One thing I suggest is checking around and seeing if somebody (pro handler or show breeder) could let you shadow them while they groom their dog or even groom yours for showing. With Bertie way back, I had somebody do a show groom a few days before every show - with me watching and learning. And I practiced on Jacks.

Feet and ears are easy to mess up or over do.


----------



## Tagrenine (Aug 20, 2019)

Megora said:


> Yes - I trim the ear. Straight long shears on the outside edge of the ear, thinning shears and stripping knives everywhere else.
> 
> The white handled knife is a hauptner (fine).
> 
> ...


I tried to get some before and after pictures of our grooming today  I just ordered the stripping knives, so we're without that. And after I looked at him inside, I realized I needed to do more on his ears, but I figured I'd do that another time. I'm much happier with how his feet turned out vs how I've done them in the past though! He's in kind of a weird place with his fur growth and doesn't have much furnishing right now lol, but he's starting to come together!

BEFORE:


















AFTER:


----------



## ArkansasGold (Dec 7, 2017)

I realize I'm a little late to the party, but I basically only use Chris Christensen products on my dogs with one exception. 

I use Day to Day Shampoo and Conditioner for bathing. Sometimes Miracle Moisture shampoo and conditioner if one has a dry coat. If I'm not grooming for a show _and _my dogs are filthy I will use the Clean Start shampoo. It does more of a deep clean than Day to Day and it's also good for use after you've shown for several days in a row because it will get all the stuff out of the coat that gets put in there during shows. I also use Ice on Ice (leave in conditioner/detangler) and Coat Dressing (this stuff really makes the gold shine!) when I'm actually at a show. 

Isle of Dogs has this incredible straightening/smoothing spray that I borrowed to use on Eevee when she had wild puppy coat that made her top line look wonky. It totally straightened it out and we got a nice smooth line on her back. 

As far as tools go, I basically only use the following on my girl: long straight shears (I have the 7" Chris Christensen ones), thinning shears (also CC, but Kenchii has good ones that are affordable too), short straight shears, and a Mars Coat King for stripping undercoat. You will also need a tool to easily take off whiskers at some point in the future, but I haven't decided what to get yet. People have different opinions on what to use for that.


----------



## Megora (Jun 7, 2010)

My sister uses the yellow handled shears to trim whiskers back.


----------



## ArkansasGold (Dec 7, 2017)

I have used my thinning shears before to do whiskers, but Eevee is a brat, so it took forever. I've seen a lot of people use a straight razor or some tool used for horses. I can't remember what it's called right now...


----------



## Tagrenine (Aug 20, 2019)

Thank you for your shampoo suggestions! I bought some of the CC stuff, and I'm gonna try the Isle of Dogs because Felix has a patch of growing fur over his loins that make his topline look weird. 

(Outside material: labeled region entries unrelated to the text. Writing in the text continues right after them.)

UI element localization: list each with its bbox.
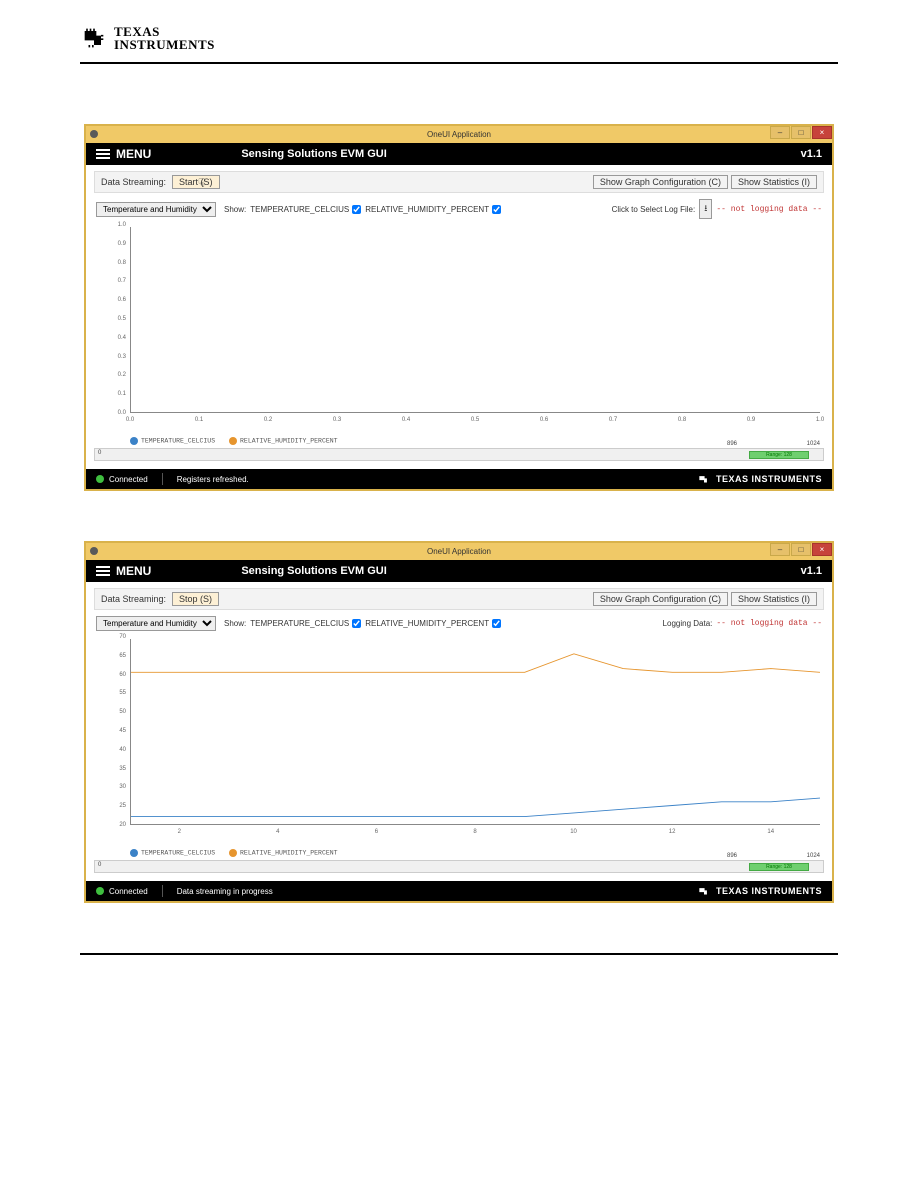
- hamburger-icon[interactable]: [96, 566, 110, 576]
- titlebar[interactable]: OneUI Application – □ ×: [86, 126, 832, 143]
- status-connected: Connected: [109, 887, 148, 896]
- range-num-1024: 1024: [807, 441, 820, 447]
- app-window-2: OneUI Application – □ × MENU Sensing Sol…: [84, 541, 834, 903]
- chart-legend: TEMPERATURE_CELCIUS RELATIVE_HUMIDITY_PE…: [94, 849, 824, 857]
- legend-dot-temperature-icon: [130, 437, 138, 445]
- ti-chip-icon: [697, 472, 711, 486]
- options-row: Temperature and Humidity Show: TEMPERATU…: [94, 193, 824, 221]
- ti-chip-icon: [80, 24, 108, 52]
- log-file-label: Click to Select Log File:: [612, 205, 696, 214]
- footer-logo: TEXAS INSTRUMENTS: [697, 472, 822, 486]
- titlebar-text: OneUI Application: [427, 547, 491, 556]
- series2-checkbox[interactable]: [492, 205, 501, 214]
- series2-label: RELATIVE_HUMIDITY_PERCENT: [365, 205, 489, 214]
- minimize-button[interactable]: –: [770, 126, 790, 139]
- range-left: 0: [98, 450, 101, 456]
- app-title: Sensing Solutions EVM GUI: [241, 565, 386, 577]
- show-label: Show:: [224, 619, 246, 628]
- status-connected: Connected: [109, 475, 148, 484]
- menu-label[interactable]: MENU: [116, 147, 151, 161]
- range-num-1024: 1024: [807, 853, 820, 859]
- titlebar-text: OneUI Application: [427, 130, 491, 139]
- not-logging-text: -- not logging data --: [716, 205, 822, 214]
- series2-checkbox[interactable]: [492, 619, 501, 628]
- select-log-file-button[interactable]: ⭳: [699, 199, 712, 219]
- status-message: Data streaming in progress: [177, 887, 273, 896]
- options-row: Temperature and Humidity Show: TEMPERATU…: [94, 610, 824, 633]
- titlebar-app-icon: [90, 547, 98, 555]
- range-num-896: 896: [727, 441, 737, 447]
- ti-chip-icon: [697, 884, 711, 898]
- legend1-text: TEMPERATURE_CELCIUS: [141, 850, 215, 857]
- footer-rule: [80, 953, 838, 955]
- menubar: MENU Sensing Solutions EVM GUI v1.1: [86, 143, 832, 165]
- maximize-button[interactable]: □: [791, 543, 811, 556]
- cursor-hand-icon: ☟: [198, 176, 205, 190]
- range-left: 0: [98, 862, 101, 868]
- version-label: v1.1: [801, 565, 822, 577]
- legend-dot-temperature-icon: [130, 849, 138, 857]
- series1-label: TEMPERATURE_CELCIUS: [250, 205, 349, 214]
- titlebar-app-icon: [90, 130, 98, 138]
- show-graph-config-button[interactable]: Show Graph Configuration (C): [593, 175, 728, 189]
- data-streaming-label: Data Streaming:: [101, 177, 166, 187]
- show-statistics-button[interactable]: Show Statistics (I): [731, 592, 817, 606]
- chart-legend: TEMPERATURE_CELCIUS RELATIVE_HUMIDITY_PE…: [94, 437, 824, 445]
- maximize-button[interactable]: □: [791, 126, 811, 139]
- show-graph-config-button[interactable]: Show Graph Configuration (C): [593, 592, 728, 606]
- graph-type-select[interactable]: Temperature and Humidity: [96, 616, 216, 631]
- toolbar-row: Data Streaming: Stop (S) Show Graph Conf…: [94, 588, 824, 610]
- range-num-896: 896: [727, 853, 737, 859]
- brand-bottom: INSTRUMENTS: [114, 38, 215, 51]
- stream-start-button[interactable]: Start (S): [172, 175, 220, 189]
- graph-type-select[interactable]: Temperature and Humidity: [96, 202, 216, 217]
- show-statistics-button[interactable]: Show Statistics (I): [731, 175, 817, 189]
- show-label: Show:: [224, 205, 246, 214]
- chart-2: 2025303540455055606570 2468101214: [94, 637, 824, 847]
- data-streaming-label: Data Streaming:: [101, 594, 166, 604]
- app-title: Sensing Solutions EVM GUI: [241, 148, 386, 160]
- app-window-1: OneUI Application – □ × MENU Sensing Sol…: [84, 124, 834, 491]
- page-header-logo: TEXAS INSTRUMENTS: [80, 24, 838, 52]
- legend-dot-humidity-icon: [229, 849, 237, 857]
- connected-indicator-icon: [96, 475, 104, 483]
- statusbar: Connected Registers refreshed. TEXAS INS…: [86, 469, 832, 489]
- chart-1: 0.00.10.20.30.40.50.60.70.80.91.0 0.00.1…: [94, 225, 824, 435]
- series1-checkbox[interactable]: [352, 619, 361, 628]
- header-rule: [80, 62, 838, 64]
- range-bar[interactable]: 0 896 1024 Range: 128: [94, 448, 824, 461]
- range-bar[interactable]: 0 896 1024 Range: 128: [94, 860, 824, 873]
- legend2-text: RELATIVE_HUMIDITY_PERCENT: [240, 850, 338, 857]
- minimize-button[interactable]: –: [770, 543, 790, 556]
- version-label: v1.1: [801, 148, 822, 160]
- logging-data-label: Logging Data:: [663, 619, 713, 628]
- footer-logo: TEXAS INSTRUMENTS: [697, 884, 822, 898]
- series1-checkbox[interactable]: [352, 205, 361, 214]
- menubar: MENU Sensing Solutions EVM GUI v1.1: [86, 560, 832, 582]
- connected-indicator-icon: [96, 887, 104, 895]
- legend-dot-humidity-icon: [229, 437, 237, 445]
- toolbar-row: Data Streaming: Start (S) ☟ Show Graph C…: [94, 171, 824, 193]
- series2-label: RELATIVE_HUMIDITY_PERCENT: [365, 619, 489, 628]
- legend1-text: TEMPERATURE_CELCIUS: [141, 438, 215, 445]
- titlebar[interactable]: OneUI Application – □ ×: [86, 543, 832, 560]
- range-handle[interactable]: Range: 128: [749, 451, 809, 459]
- close-button[interactable]: ×: [812, 543, 832, 556]
- menu-label[interactable]: MENU: [116, 564, 151, 578]
- upload-icon: ⭳: [704, 203, 707, 213]
- series1-label: TEMPERATURE_CELCIUS: [250, 619, 349, 628]
- statusbar: Connected Data streaming in progress TEX…: [86, 881, 832, 901]
- stream-stop-button[interactable]: Stop (S): [172, 592, 219, 606]
- close-button[interactable]: ×: [812, 126, 832, 139]
- legend2-text: RELATIVE_HUMIDITY_PERCENT: [240, 438, 338, 445]
- not-logging-text: -- not logging data --: [716, 619, 822, 628]
- range-handle[interactable]: Range: 128: [749, 863, 809, 871]
- status-message: Registers refreshed.: [177, 475, 249, 484]
- hamburger-icon[interactable]: [96, 149, 110, 159]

I was just going to use blunt tip straight scissors for the whiskers? When we do horse whiskers, we used electric clippers, but for mane pulling, we used thinning knives, a lot like the stripping knifes.


----------



## Prism Goldens (May 27, 2011)

The thing Maegan is talking about costs about a dollar @ the feed store, and it looks like a flat red, green or blue plastic holder covering a blade. I can take a pic of one tomorrow for you... already in the the pj's tonight! Edit- it comes in purple too I see! And costs way more than the last one I bought: Horse Shave Grooming Aid Horse Shave - Combs Brushes | Grooming Aids | Grooming


----------



## Tagrenine (Aug 20, 2019)

Prism Goldens said:


> The thing Maegan is talking about costs about a dollar @ the feed store, and it looks like a flat red, green or blue plastic holder covering a blade. I can take a pic of one tomorrow for you... already in the the pj's tonight! Edit- it comes in purple too I see! And costs way more than the last one I bought: Horse Shave Grooming Aid Horse Shave - Combs Brushes | Grooming Aids | Grooming


Oh!!! Is that what you all use for whiskers??


----------